FN6. As the Sixth Circuit recently observed, certain lines of questioning by defense counsel--even if claimed to be offered for the purpose of eliciting the government's bias in prosecuting the case--may be excluded when that testimony is likely to confuse the jury as to the real issues in the case. United States v. Burge, 990 F.2d 244, 249 (6th Cir. 1992). In Burge, the Sixth Circuit upheld the decision to limit a defendant's direct examination of an investigating government agent who was not called as a witness by the government at trial, observing that "[t]rial judges retain wide latitude insofar as the Confrontation Clause is concerned to impose reasonable limits on . . . cross-examination based on concerns about, among other things, harassment, prejudice, confusion of the issues, the witness' safety, or interrogation that is repetitive or only marginally relevant." Id., at 249 (quoting Delaware v. Van Arsdall, 475 U.S. 673, 679 (1986)). The logic underlying the trial court's decision in Burge is equally applicable in this case, where the "heart of the government's case" (id.) consists of testimony of people involved in the events at issue, and physical evidence.

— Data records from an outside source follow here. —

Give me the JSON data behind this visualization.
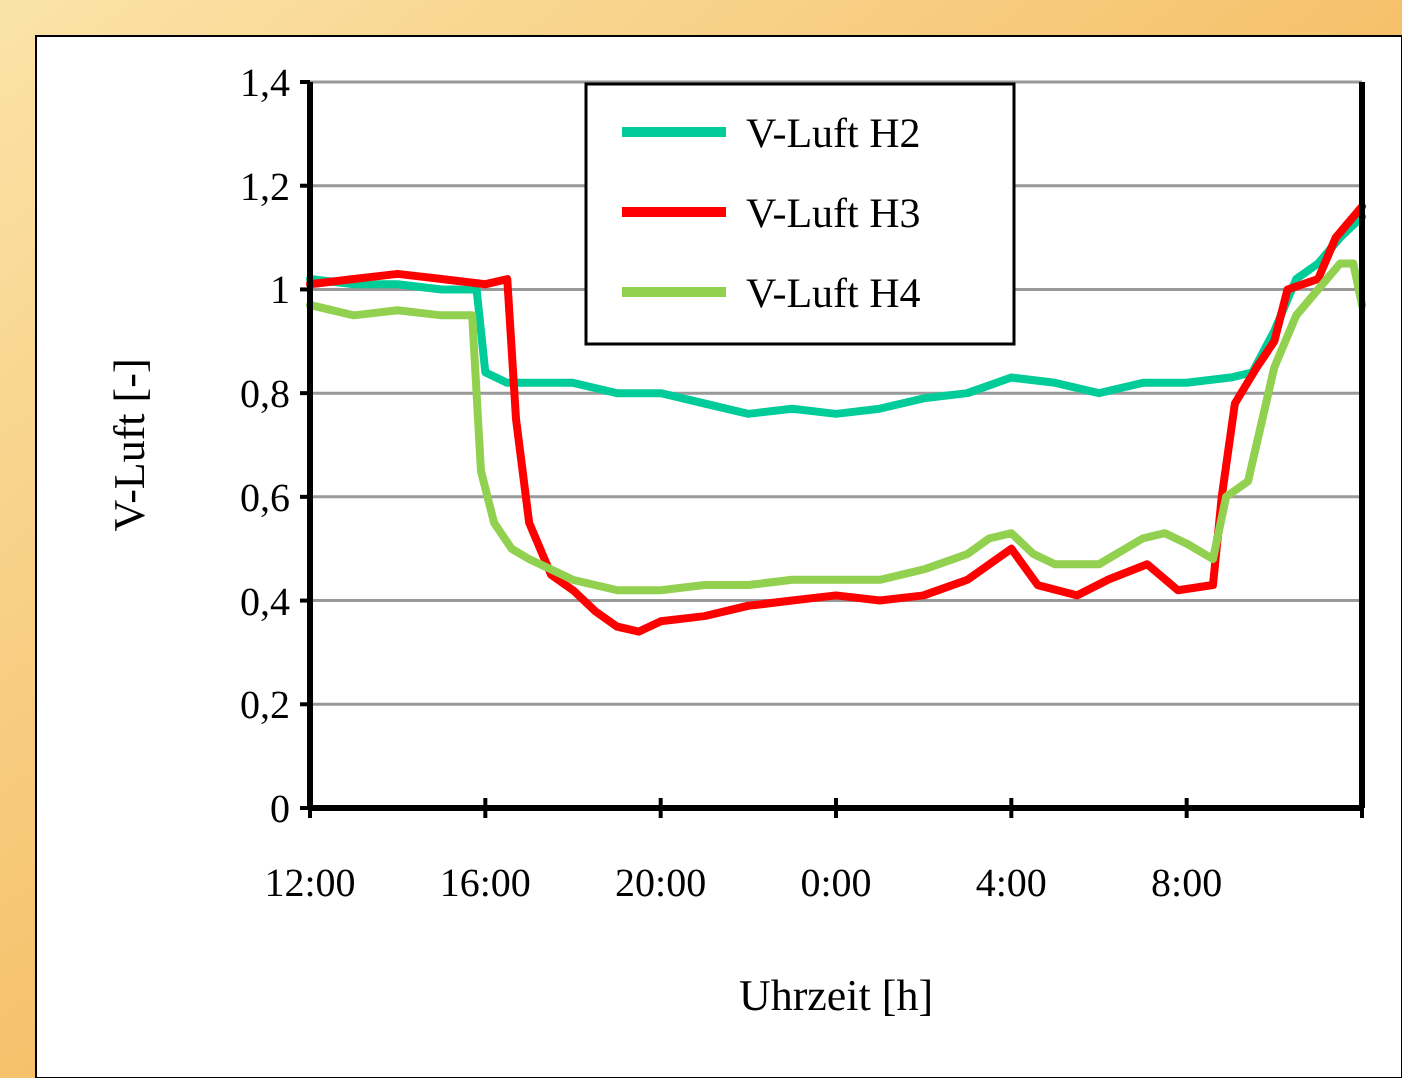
{
  "chart_data": {
    "type": "line",
    "xlabel": "Uhrzeit [h]",
    "ylabel": "V-Luft [-]",
    "xlim": [
      "2000-01-01T12:00",
      "2000-01-02T12:00"
    ],
    "xticks": [
      {
        "value": "2000-01-01T12:00",
        "label": "12:00"
      },
      {
        "value": "2000-01-01T16:00",
        "label": "16:00"
      },
      {
        "value": "2000-01-01T20:00",
        "label": "20:00"
      },
      {
        "value": "2000-01-02T00:00",
        "label": "0:00"
      },
      {
        "value": "2000-01-02T04:00",
        "label": "4:00"
      },
      {
        "value": "2000-01-02T08:00",
        "label": "8:00"
      },
      {
        "value": "2000-01-02T12:00",
        "label": null
      }
    ],
    "ylim": [
      0,
      1.4
    ],
    "yticks": [
      0,
      {
        "value": 0.2,
        "label": "0,2"
      },
      {
        "value": 0.4,
        "label": "0,4"
      },
      {
        "value": 0.6,
        "label": "0,6"
      },
      {
        "value": 0.8,
        "label": "0,8"
      },
      1,
      {
        "value": 1.2,
        "label": "1,2"
      },
      {
        "value": 1.4,
        "label": "1,4"
      }
    ],
    "grid": "y",
    "legend": "top",
    "marker": "none",
    "line_style": "solid",
    "series": [
      {
        "name": "V-Luft H2",
        "color": "#00cc99",
        "x": [
          "2000-01-01T12:00",
          "2000-01-01T13:00",
          "2000-01-01T14:00",
          "2000-01-01T15:00",
          "2000-01-01T15:48",
          "2000-01-01T16:00",
          "2000-01-01T16:30",
          "2000-01-01T17:00",
          "2000-01-01T18:00",
          "2000-01-01T19:00",
          "2000-01-01T20:00",
          "2000-01-01T21:00",
          "2000-01-01T22:00",
          "2000-01-01T23:00",
          "2000-01-02T00:00",
          "2000-01-02T01:00",
          "2000-01-02T02:00",
          "2000-01-02T03:00",
          "2000-01-02T04:00",
          "2000-01-02T05:00",
          "2000-01-02T06:00",
          "2000-01-02T07:00",
          "2000-01-02T08:00",
          "2000-01-02T09:00",
          "2000-01-02T09:30",
          "2000-01-02T10:00",
          "2000-01-02T10:30",
          "2000-01-02T11:00",
          "2000-01-02T11:30",
          "2000-01-02T12:00"
        ],
        "values": [
          1.02,
          1.01,
          1.01,
          1.0,
          1.0,
          0.84,
          0.82,
          0.82,
          0.82,
          0.8,
          0.8,
          0.78,
          0.76,
          0.77,
          0.76,
          0.77,
          0.79,
          0.8,
          0.83,
          0.82,
          0.8,
          0.82,
          0.82,
          0.83,
          0.84,
          0.92,
          1.02,
          1.05,
          1.1,
          1.14
        ]
      },
      {
        "name": "V-Luft H3",
        "color": "#ff0000",
        "x": [
          "2000-01-01T12:00",
          "2000-01-01T13:00",
          "2000-01-01T14:00",
          "2000-01-01T15:00",
          "2000-01-01T16:00",
          "2000-01-01T16:30",
          "2000-01-01T16:42",
          "2000-01-01T17:00",
          "2000-01-01T17:30",
          "2000-01-01T18:00",
          "2000-01-01T18:30",
          "2000-01-01T19:00",
          "2000-01-01T19:30",
          "2000-01-01T20:00",
          "2000-01-01T21:00",
          "2000-01-01T22:00",
          "2000-01-01T23:00",
          "2000-01-02T00:00",
          "2000-01-02T01:00",
          "2000-01-02T02:00",
          "2000-01-02T03:00",
          "2000-01-02T04:00",
          "2000-01-02T04:36",
          "2000-01-02T05:30",
          "2000-01-02T06:12",
          "2000-01-02T07:06",
          "2000-01-02T07:48",
          "2000-01-02T08:36",
          "2000-01-02T08:48",
          "2000-01-02T09:06",
          "2000-01-02T09:36",
          "2000-01-02T10:00",
          "2000-01-02T10:18",
          "2000-01-02T11:00",
          "2000-01-02T11:24",
          "2000-01-02T12:00"
        ],
        "values": [
          1.01,
          1.02,
          1.03,
          1.02,
          1.01,
          1.02,
          0.75,
          0.55,
          0.45,
          0.42,
          0.38,
          0.35,
          0.34,
          0.36,
          0.37,
          0.39,
          0.4,
          0.41,
          0.4,
          0.41,
          0.44,
          0.5,
          0.43,
          0.41,
          0.44,
          0.47,
          0.42,
          0.43,
          0.6,
          0.78,
          0.85,
          0.9,
          1.0,
          1.02,
          1.1,
          1.16
        ]
      },
      {
        "name": "V-Luft H4",
        "color": "#92d050",
        "x": [
          "2000-01-01T12:00",
          "2000-01-01T13:00",
          "2000-01-01T14:00",
          "2000-01-01T15:00",
          "2000-01-01T15:42",
          "2000-01-01T15:54",
          "2000-01-01T16:12",
          "2000-01-01T16:36",
          "2000-01-01T17:00",
          "2000-01-01T17:30",
          "2000-01-01T18:00",
          "2000-01-01T19:00",
          "2000-01-01T20:00",
          "2000-01-01T21:00",
          "2000-01-01T22:00",
          "2000-01-01T23:00",
          "2000-01-02T00:00",
          "2000-01-02T01:00",
          "2000-01-02T02:00",
          "2000-01-02T03:00",
          "2000-01-02T03:30",
          "2000-01-02T04:00",
          "2000-01-02T04:30",
          "2000-01-02T05:00",
          "2000-01-02T06:00",
          "2000-01-02T07:00",
          "2000-01-02T07:30",
          "2000-01-02T08:00",
          "2000-01-02T08:36",
          "2000-01-02T08:54",
          "2000-01-02T09:24",
          "2000-01-02T10:00",
          "2000-01-02T10:30",
          "2000-01-02T11:00",
          "2000-01-02T11:30",
          "2000-01-02T11:48",
          "2000-01-02T12:00"
        ],
        "values": [
          0.97,
          0.95,
          0.96,
          0.95,
          0.95,
          0.65,
          0.55,
          0.5,
          0.48,
          0.46,
          0.44,
          0.42,
          0.42,
          0.43,
          0.43,
          0.44,
          0.44,
          0.44,
          0.46,
          0.49,
          0.52,
          0.53,
          0.49,
          0.47,
          0.47,
          0.52,
          0.53,
          0.51,
          0.48,
          0.6,
          0.63,
          0.85,
          0.95,
          1.0,
          1.05,
          1.05,
          0.97
        ]
      }
    ]
  }
}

Thus, evidence of the government's "motives in prosecuting the defendant would not, in any significant way, reflect on the credibility of those witnesses[,]" and can properly be excluded. Id.

III. CONCLUSIONExamination of witnesses and argument at trial regarding the topics discussed above would needlessly prolong the trial and confuse the jury. As shown above, this evidence and argument relates to no legitimate defense, and can properly be excluded. Accordingly, the Court should exclude all evidence and argument regarding allegations of selective or vindictive prosecution, and should not allow defendants to inject claims that private parties had an improper influence in the decision to prosecute this case.